The biggest mistake I see people make when greeting a dog is to rush in and touch the dog before the dog has a moment to figure out who they are or what their intentions are. This can be extremely dangerous when dealing with an unknown dog.
When approaching an unknown dog you should ALWAYS check with the person on the end of the leash. Make sure the dog is receptive, and DO NOT TAKE IT PERSONALLY if the handler tells you the dog is not. Just say thank you, and walk away. You never know what the dog’s history is. The dog may have been poorly socialized and fearful of people. The dog may have pain issues. The dog may have been rescued from a life of abuse. You just can’t know.
Not all wagging tails mean receptive dogs. Dogs wag for a multitude of reasons, not all of which are good. Do not take for granted that the dog is wagging because he is friendly.
Avoid staring at a dog that you do not know. This can be very threatening to a dog, and may make an otherwise receptive dog wary of you. If you want to be friendly, talk to the owner for a minute and give the dog a chance to become comfortable with your presence.
It’s never a bad idea to allow the dog to sniff you before you make any attempt to reach for him. This will help him feel secure that he has some information about the stranger who is about to touch him. Would you want a stranger to walk up to you and touch you without greeting you first? I wouldn’t. Sniffing is a greeting for dogs, so let him sniff you first.

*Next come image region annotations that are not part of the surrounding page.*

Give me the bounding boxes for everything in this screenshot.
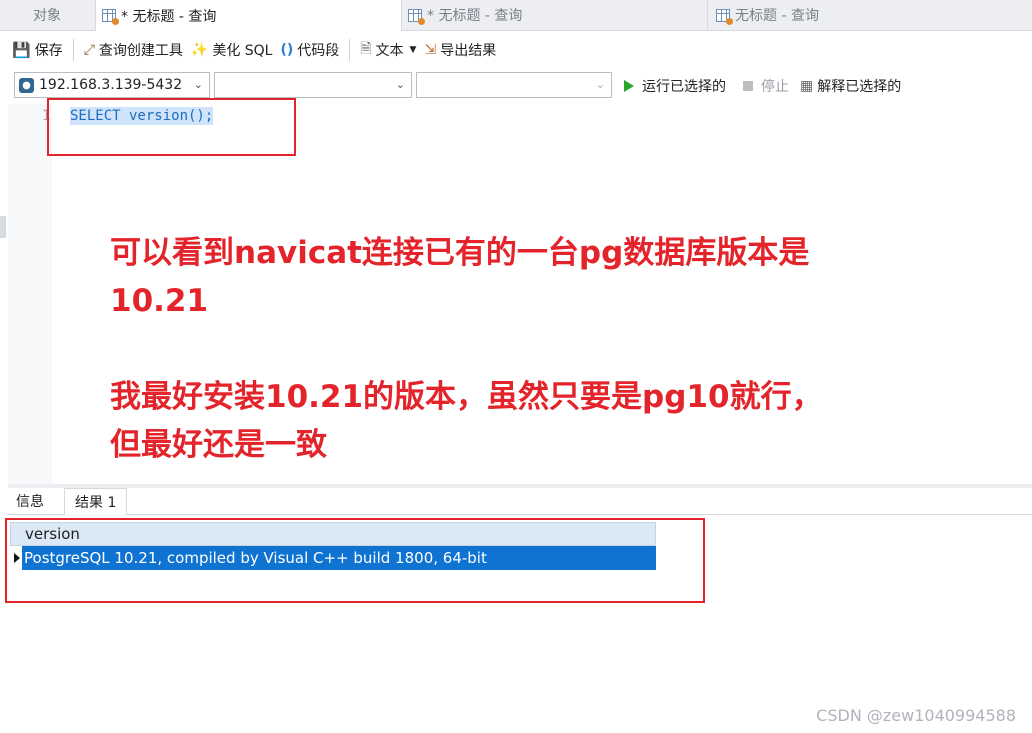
export-result-button[interactable]: ⇲ 导出结果 — [420, 35, 500, 65]
toolbar-divider — [72, 39, 74, 61]
annotation-line4: 但最好还是一致 — [110, 427, 327, 463]
save-button[interactable]: 💾 保存 — [8, 35, 67, 65]
highlight-box-result — [5, 518, 705, 603]
tab-objects[interactable]: 对象 — [0, 0, 94, 30]
run-selected-button[interactable]: 运行已选择的 — [624, 76, 726, 96]
run-selected-label: 运行已选择的 — [642, 79, 726, 95]
query-tab-icon — [716, 8, 733, 25]
beautify-sql-button[interactable]: ✨ 美化 SQL — [187, 35, 277, 65]
stop-label: 停止 — [761, 79, 789, 95]
tab-info[interactable]: 信息 — [16, 488, 44, 514]
tab-query-label: * 无标题 - 查询 — [121, 8, 217, 25]
tab-query-2[interactable]: * 无标题 - 查询 — [402, 0, 708, 30]
explain-selected-label: 解释已选择的 — [817, 79, 902, 95]
chevron-down-icon: ⌄ — [595, 78, 605, 91]
query-builder-label: 查询创建工具 — [98, 43, 183, 59]
text-button[interactable]: 🗎 文本 ▼ — [356, 35, 420, 65]
annotation-line3: 我最好安装10.21的版本，虽然只要是pg10就行， — [110, 379, 823, 415]
parentheses-icon: () — [280, 42, 294, 58]
main-toolbar: 💾 保存 ⤢ 查询创建工具 ✨ 美化 SQL () 代码段 🗎 文本 ▼ ⇲ 导… — [0, 31, 1032, 69]
chevron-down-icon: ⌄ — [193, 78, 203, 91]
stop-icon — [743, 81, 753, 91]
toolbar-divider — [349, 39, 351, 61]
query-tab-icon — [102, 9, 119, 25]
save-icon: 💾 — [12, 41, 31, 59]
export-result-label: 导出结果 — [440, 43, 497, 59]
watermark: CSDN @zew1040994588 — [816, 706, 1016, 725]
splitter-handle[interactable] — [0, 216, 6, 238]
beautify-sql-label: 美化 SQL — [212, 43, 273, 59]
annotation-line1: 可以看到navicat连接已有的一台pg数据库版本是 — [110, 235, 810, 271]
connection-value: 192.168.3.139-5432 — [39, 77, 183, 93]
tab-bar: 对象 * 无标题 - 查询 * 无标题 - 查询 无标题 - 查询 — [0, 0, 1032, 31]
play-icon — [624, 80, 634, 92]
magic-wand-icon: ✨ — [190, 42, 209, 58]
highlight-box-sql — [47, 98, 296, 156]
explain-icon: ▦ — [800, 78, 814, 94]
code-snippet-label: 代码段 — [297, 43, 340, 59]
query-tab-icon — [408, 8, 425, 25]
database-select[interactable]: ⌄ — [214, 72, 412, 98]
tab-result-1[interactable]: 结果 1 — [64, 488, 128, 515]
explain-selected-button[interactable]: ▦ 解释已选择的 — [800, 76, 901, 96]
postgres-elephant-icon: ● — [19, 77, 34, 93]
tab-query-label: 无标题 - 查询 — [735, 8, 819, 24]
results-tabs: 信息 结果 1 — [8, 488, 1032, 515]
query-builder-button[interactable]: ⤢ 查询创建工具 — [80, 35, 187, 65]
tab-objects-label: 对象 — [33, 8, 61, 24]
document-icon: 🗎 — [360, 41, 372, 57]
chevron-down-icon: ▼ — [409, 45, 417, 55]
tab-query-label: * 无标题 - 查询 — [427, 8, 523, 24]
schema-select[interactable]: ⌄ — [416, 72, 612, 98]
export-icon: ⇲ — [424, 42, 437, 58]
stop-button[interactable]: 停止 — [743, 76, 789, 96]
code-snippet-button[interactable]: () 代码段 — [276, 35, 343, 65]
chevron-down-icon: ⌄ — [395, 78, 405, 91]
connection-select[interactable]: ● 192.168.3.139-5432 ⌄ — [14, 72, 210, 98]
save-label: 保存 — [34, 43, 63, 59]
tab-query-active[interactable]: * 无标题 - 查询 — [95, 0, 402, 31]
text-label: 文本 — [375, 43, 404, 59]
annotation-line2: 10.21 — [110, 283, 209, 319]
tab-query-3[interactable]: 无标题 - 查询 — [710, 0, 1032, 30]
hammer-icon: ⤢ — [83, 42, 95, 58]
line-gutter — [8, 104, 52, 484]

Do not reach over a dog when you first meet it. Even if the owner gives their okay. The dog will appreciate your courtesy if you reach under his chin to scratch, and work up to the scratch on top of the head. Having anyone you don’t know who outweighs you tower over you can be intimidating. Be respectful.
I cannot stress enough how much scent means to dogs. As much as we rely on our eyes to maneuver and interpret the world in which we live, dogs use their noses to navigate their world. Imagine being blindfolded and asked to meet a room full of strangers. Don’t deprive the dog his most important sense. Let him sniff you!
Do not anthropomorphise the situation. The dog is a dog, and you are a human, and you have different cultural norms and ways of thinking and behaving. Contrary to popular thought, just because a dog isn’t comfortable with you does not make you a bad person. It also doesn’t make the dog a bad dog. There could be something about your body language, your scent, your haircut, hat, or what you are wearing that the dog doesn’t understand as friendly. It’s nothing personal, and you aren’t going to change it in a five minute interraction. Think of it this way: Human children have been known to be fearful of Santa, clowns, the Easter Bunny at the mall. It doesn’t mean that Santa isn’t a wonderful person. It just means that the child, using his strongest sense (sight), has found someone who looks very different then he is used to, and is scared of the unknown. And we don’t takefear personally, because it cannot be controlled by the fearful.